Effects of tetraethylammonium, 4-aminopyridine and bretylium on cardiovascular tissues from normo- and hypertensive rats.

Abstract

Our objective was to test whether potassium-channel blockade is a potential positive inotropic mechanism for heart failure. Thus we studied the effects of tetraethylammonium, 4-aminopyridine and bretylium on left ventricular action potentials, left ventricular contractility in the absence and presence of hypertrophy, and on isolated blood vessels from Wistar Kyoto normotensive rats (WKY) and spontaneously hypertensive rats (SHRs). Tetraethylammonium at 10(-3)-10(-2) M, 4-aminopyridine at 10(-4)-10(-3) M and bretylium at 10(-6)-10(-4) M prolonged the action potentials of the WKY left ventricular strip. Similar concentrations of tetraethylammonium, 4-aminopyridine and bretylium augmented the peak force, prolonged the contractions, and did not cause arrhythmias in the absence or presence of isoprenaline on left ventricular strips from 12-month-old WKY. The 12-month-old SHR has hypertrophy of the left ventricle with reduced contractility and prolongation of relaxation. The effects of tetraethylammonium and bretylium were similar on WKY and SHR, whereas the effects of 4-aminopyridine were reduced on SHR left ventricular contractility, which suggests that the function of the transient outward-blocking potassium channel may be impaired in hypertrophy. Bretylium at < or = 10(-4) M had no effect on the portal vein, intralobar or mesenteric arteries. Tetraethylammonium and 4-aminopyridine at > or = 10(-5) M increased the duration or amplitude, or both, of the portal vein contractions.
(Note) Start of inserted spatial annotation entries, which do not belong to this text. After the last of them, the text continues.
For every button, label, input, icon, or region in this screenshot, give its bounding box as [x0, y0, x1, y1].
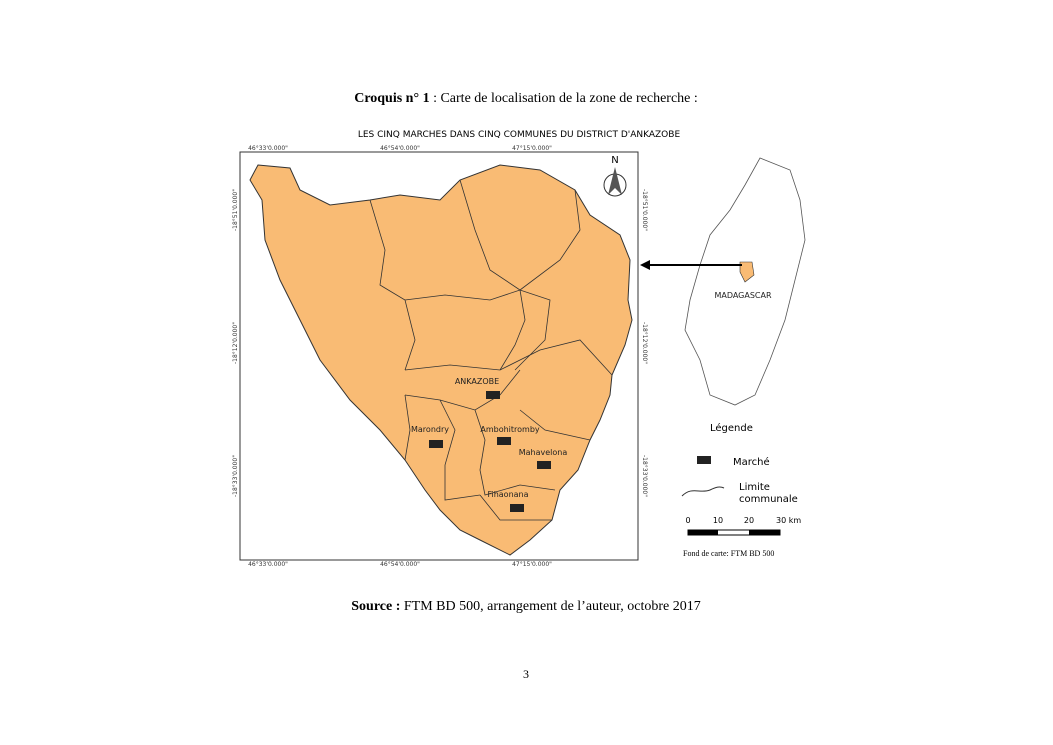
north-arrow: [608, 167, 622, 195]
caption-text: : Carte de localisation de la zone de re…: [430, 91, 698, 106]
lat-label: -18°33'0.000": [232, 455, 239, 497]
lon-label: 47°15'0.000": [512, 561, 552, 568]
page-number: 3: [523, 667, 529, 681]
scale-bar-segment: [749, 530, 780, 535]
locator-arrowhead: [640, 260, 650, 270]
market-icons: [429, 391, 551, 512]
lat-label: -18°12'0.000": [232, 322, 239, 364]
market-icon: [497, 437, 511, 445]
place-label: ANKAZOBE: [455, 377, 499, 386]
district-locator: [739, 261, 755, 283]
district-outline: [249, 164, 633, 556]
market-icon: [537, 461, 551, 469]
inset-label: MADAGASCAR: [714, 291, 772, 300]
market-icon: [429, 440, 443, 448]
place-label: Fihaonana: [487, 490, 528, 499]
map-base: Fond de carte: FTM BD 500: [683, 549, 774, 558]
lat-label: -18°51'0.000": [232, 189, 239, 231]
legend-boundary: Limite communale: [739, 482, 798, 505]
scale-label: 20: [744, 516, 754, 525]
lon-label: 46°54'0.000": [380, 561, 420, 568]
legend-market-icon: [697, 456, 711, 464]
caption-label: Croquis n° 1: [354, 91, 429, 106]
north-label: N: [611, 155, 618, 166]
lon-label: 47°15'0.000": [512, 145, 552, 152]
lat-label: -18°33'0.000": [641, 455, 648, 497]
market-icon: [510, 504, 524, 512]
scale-bar-segment: [688, 530, 718, 535]
scale-label: 10: [713, 516, 723, 525]
scale-label: 0: [685, 516, 690, 525]
market-icon: [486, 391, 500, 399]
lon-label: 46°54'0.000": [380, 145, 420, 152]
source-label: Source :: [351, 599, 400, 614]
legend-title: Légende: [710, 422, 753, 434]
lon-label: 46°33'0.000": [248, 145, 288, 152]
place-label: Mahavelona: [519, 448, 568, 457]
place-label: Marondry: [411, 425, 449, 434]
legend-boundary-line: [681, 486, 725, 497]
scale-label: 30 km: [776, 516, 801, 525]
source-text: FTM BD 500, arrangement de l’auteur, oct…: [400, 599, 700, 614]
legend-market: Marché: [733, 456, 770, 468]
commune-boundaries: [369, 179, 613, 521]
lat-label: -18°51'0.000": [641, 189, 648, 231]
map-title: LES CINQ MARCHES DANS CINQ COMMUNES DU D…: [358, 130, 681, 140]
legend-boundary-wrap: Limite communale: [739, 482, 798, 505]
caption: Croquis n° 1 : Carte de localisation de …: [354, 91, 698, 106]
lat-label: -18°12'0.000": [641, 322, 648, 364]
source: Source : FTM BD 500, arrangement de l’au…: [351, 599, 700, 614]
place-label: Ambohitromby: [480, 425, 540, 434]
lon-label: 46°33'0.000": [248, 561, 288, 568]
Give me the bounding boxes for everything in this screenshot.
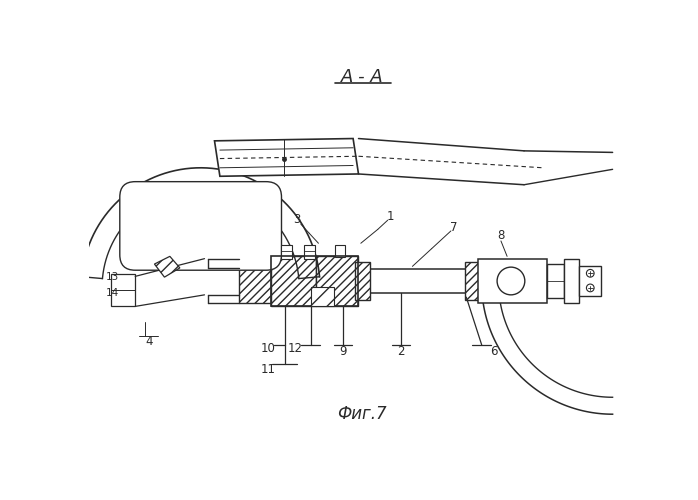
Polygon shape xyxy=(154,256,180,277)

Tetraethylammonium at > or = 10(-2) M and 4-aminopyridine at > or = 3 x 10(-4) M contracted the mesenteric artery, and 4-aminopyridine also contracted the intralobar pulmonary artery. In summary, we have demonstrated that the action potential prolonging effects of potassium-channel blockade is associated with a positive inotropic effect on the rat left ventricle. The non-specific blockers, tetraethylammonium and 4-aminopyridine, do not have potential as positive inotropes in heart failure because of their widespread effects, including vasoconstriction. The potential of bretylium and some of the newer selective potassium-channel blockers as positive inotropes requires further evaluation.